Let’s sing in the rain: Gene Kelly was 39 feverish for this cult scene

Discover how actor Gene Kelly gave of himself on the set of the legendary rain sequence “Singin’ in the Rain” in the film “Singin’ in the Rain”.

Singing in the Rain is a masterpiece of the Hollywood musical and a classic among classics. But did you know that the filming of his famous rainy sequence on Singin’ in the Rain had been very difficult for Gene Kelly?

On the day of filming the dance scene in the rain, Kelly is exhausted. The filming is very demanding, and he has a fever of 39.5. An anecdote confirmed by his wife Patricia Ward Kelly to Radio Times in 2016 (via Collider):

We must remember that it is [co-]director, choreographer and star of the film, so it’s difficult for someone with these responsibilities to rest… People could get sick, but we could shoot around them, or shoot other scenes. But Gene was the movie.

This sequence was also complicated because it was filmed in a real neighborhood. The homeowners had turned on the water jets in their garden, and there was no longer enough pressure left to “make it rain.” So the film crew returned the next morning, early enough to have all the pressure possible.

Patricia Ward Kelly continues:

Everything was covered with a black tarpaulin, so that [Gene] would come out of the tarpaulin into the daylight and lie down in the sun to try to get out of this fever, then he would go back under the tarpaulin and do it again… They shot the number in a day and a half.

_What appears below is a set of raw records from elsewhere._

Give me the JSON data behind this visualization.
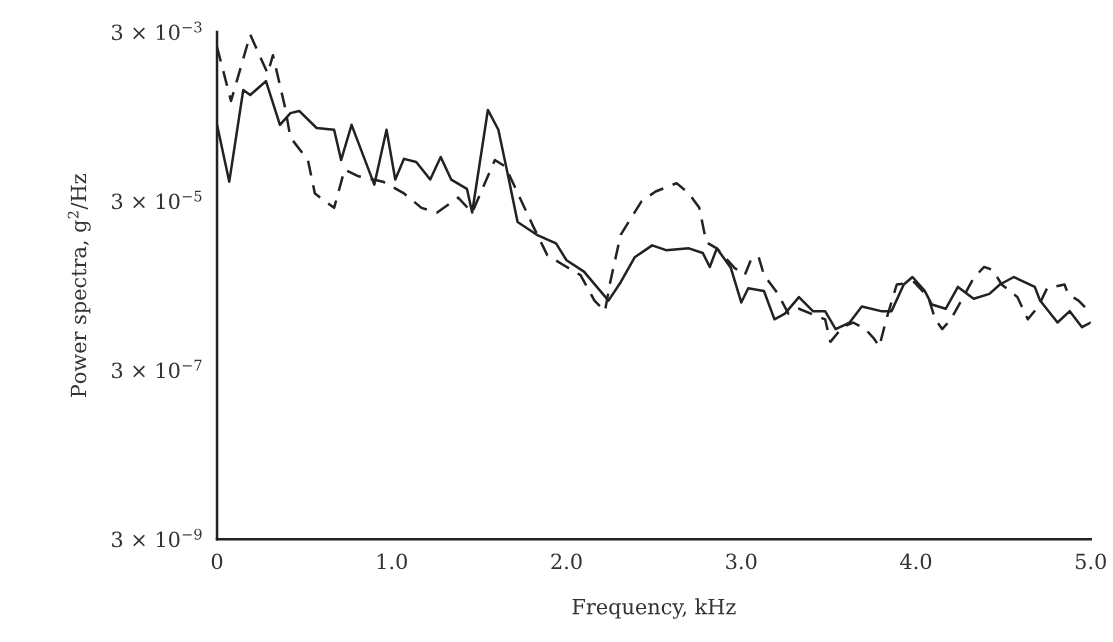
{
  "chart_data": {
    "type": "line",
    "xlabel": "Frequency, kHz",
    "ylabel": "Power spectra, g$^{2}$/Hz",
    "log": "y",
    "grid": false,
    "legend": false,
    "xlim": [
      0,
      5
    ],
    "xticks": [
      0,
      {
        "value": 1,
        "label": "1.0"
      },
      {
        "value": 2,
        "label": "2.0"
      },
      {
        "value": 3,
        "label": "3.0"
      },
      {
        "value": 4,
        "label": "4.0"
      },
      {
        "value": 5,
        "label": "5.0"
      }
    ],
    "ylim": [
      3e-09,
      0.003
    ],
    "yticks": [
      {
        "value": 3e-09,
        "label": "3 × 10$^{−9}$"
      },
      {
        "value": 3e-07,
        "label": "3 × 10$^{−7}$"
      },
      {
        "value": 3e-05,
        "label": "3 × 10$^{−5}$"
      },
      {
        "value": 0.003,
        "label": "3 × 10$^{−3}$"
      }
    ],
    "series": [
      {
        "color": "#222222",
        "line_style": "solid",
        "x": [
          0.0,
          0.07,
          0.15,
          0.19,
          0.28,
          0.36,
          0.42,
          0.47,
          0.57,
          0.67,
          0.71,
          0.77,
          0.9,
          0.97,
          1.02,
          1.07,
          1.14,
          1.22,
          1.28,
          1.34,
          1.43,
          1.46,
          1.55,
          1.61,
          1.67,
          1.72,
          1.83,
          1.94,
          2.0,
          2.1,
          2.24,
          2.31,
          2.39,
          2.49,
          2.57,
          2.7,
          2.78,
          2.82,
          2.86,
          2.94,
          3.0,
          3.04,
          3.13,
          3.19,
          3.25,
          3.33,
          3.41,
          3.48,
          3.54,
          3.62,
          3.69,
          3.8,
          3.86,
          3.93,
          3.98,
          4.05,
          4.09,
          4.17,
          4.24,
          4.33,
          4.42,
          4.48,
          4.56,
          4.68,
          4.71,
          4.81,
          4.88,
          4.95,
          5.0
        ],
        "values": [
          0.00024,
          5.1e-05,
          0.00062,
          0.00054,
          0.00079,
          0.00024,
          0.00033,
          0.00035,
          0.00022,
          0.00021,
          9.2e-05,
          0.00024,
          4.7e-05,
          0.00021,
          5.4e-05,
          9.5e-05,
          8.7e-05,
          5.4e-05,
          0.0001,
          5.4e-05,
          4.2e-05,
          2.2e-05,
          0.00036,
          0.00021,
          5.4e-05,
          1.7e-05,
          1.2e-05,
          9.5e-06,
          6e-06,
          4.4e-06,
          2e-06,
          3.3e-06,
          6.5e-06,
          9e-06,
          7.9e-06,
          8.3e-06,
          7.3e-06,
          5e-06,
          8.3e-06,
          4.9e-06,
          1.9e-06,
          2.8e-06,
          2.6e-06,
          1.2e-06,
          1.4e-06,
          2.2e-06,
          1.5e-06,
          1.5e-06,
          9.2e-07,
          1.1e-06,
          1.7e-06,
          1.5e-06,
          1.5e-06,
          3.1e-06,
          3.8e-06,
          2.6e-06,
          1.8e-06,
          1.6e-06,
          2.9e-06,
          2.1e-06,
          2.4e-06,
          3.1e-06,
          3.8e-06,
          2.9e-06,
          2e-06,
          1.1e-06,
          1.5e-06,
          9.7e-07,
          1.1e-06
        ]
      },
      {
        "color": "#222222",
        "line_style": "dashed",
        "x": [
          0.0,
          0.08,
          0.19,
          0.29,
          0.32,
          0.39,
          0.42,
          0.52,
          0.56,
          0.67,
          0.73,
          0.81,
          0.95,
          1.07,
          1.17,
          1.26,
          1.38,
          1.46,
          1.59,
          1.65,
          1.81,
          1.89,
          1.98,
          2.08,
          2.16,
          2.22,
          2.25,
          2.31,
          2.43,
          2.51,
          2.63,
          2.7,
          2.76,
          2.8,
          2.86,
          2.96,
          3.02,
          3.06,
          3.1,
          3.13,
          3.21,
          3.27,
          3.33,
          3.48,
          3.51,
          3.58,
          3.64,
          3.71,
          3.76,
          3.79,
          3.83,
          3.89,
          3.99,
          4.07,
          4.11,
          4.15,
          4.2,
          4.27,
          4.33,
          4.39,
          4.44,
          4.49,
          4.58,
          4.64,
          4.7,
          4.75,
          4.85,
          4.87,
          4.93,
          4.99
        ],
        "values": [
          0.002,
          0.00046,
          0.0028,
          0.00097,
          0.0016,
          0.00038,
          0.00017,
          9.2e-05,
          3.7e-05,
          2.5e-05,
          7.1e-05,
          5.9e-05,
          5.1e-05,
          3.7e-05,
          2.5e-05,
          2.2e-05,
          3.3e-05,
          2.2e-05,
          9.2e-05,
          7.7e-05,
          1.5e-05,
          6.9e-06,
          5.3e-06,
          4e-06,
          2e-06,
          1.5e-06,
          3.3e-06,
          1.2e-05,
          3e-05,
          3.9e-05,
          4.9e-05,
          3.7e-05,
          2.5e-05,
          9.8e-06,
          8.3e-06,
          4.9e-06,
          4e-06,
          6.4e-06,
          6.5e-06,
          4e-06,
          2.4e-06,
          1.4e-06,
          1.6e-06,
          1.2e-06,
          6.5e-07,
          9.7e-07,
          1.1e-06,
          9.2e-07,
          7.1e-07,
          5.7e-07,
          1.2e-06,
          3.1e-06,
          3.3e-06,
          2.2e-06,
          1.2e-06,
          9.2e-07,
          1.2e-06,
          2.2e-06,
          3.7e-06,
          5e-06,
          4.6e-06,
          3.1e-06,
          2.2e-06,
          1.2e-06,
          1.7e-06,
          2.8e-06,
          3.1e-06,
          2.4e-06,
          2e-06,
          1.5e-06
        ]
      }
    ]
  }
}
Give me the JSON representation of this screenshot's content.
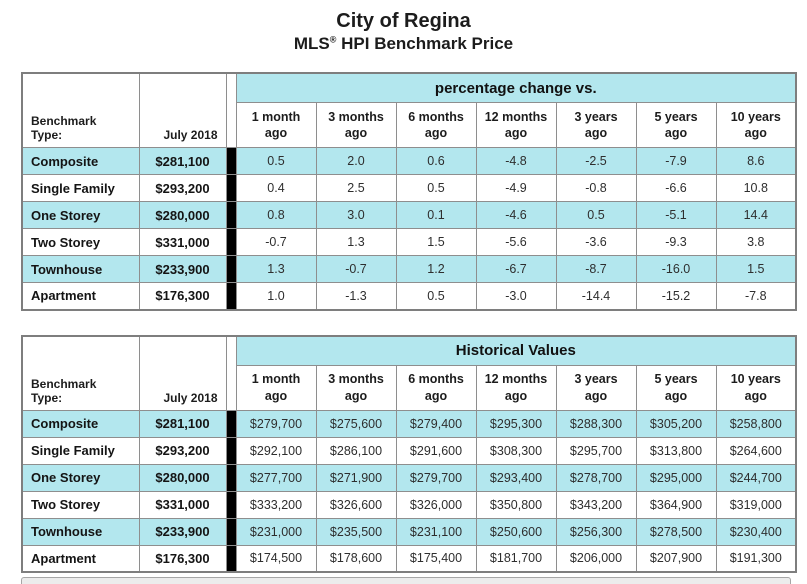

An ordeal for the actor who was rinsed for hours, while having a fever that could have confined him to bed. Under the direction of his co-director Stanley Donen, Kelly will give his best in a sequence that has gone down in the annals of cinema.

“If I didn’t smile enough, he yelled at me”: for this actress, filming was painful for a completely different reason

Contrary to what one might believe, the song Singin’ in the Rain by Arthur Freed and Nacio Herb Brown was not created for the film, but for a Broadway revue in 1929, and was first performed by Doris Eaton Travis.

She was then heard in numerous films including The Most Beloved Man and Little Nellie Kelly with Judy Garland. The song is credited as an inspiration by the writers of Singin’ in the Rain.

In any case, it is this version – and Gene Kelly’s dance number that goes with it – which earned it the number 3 best cinema song by the American Film Institute in 2006.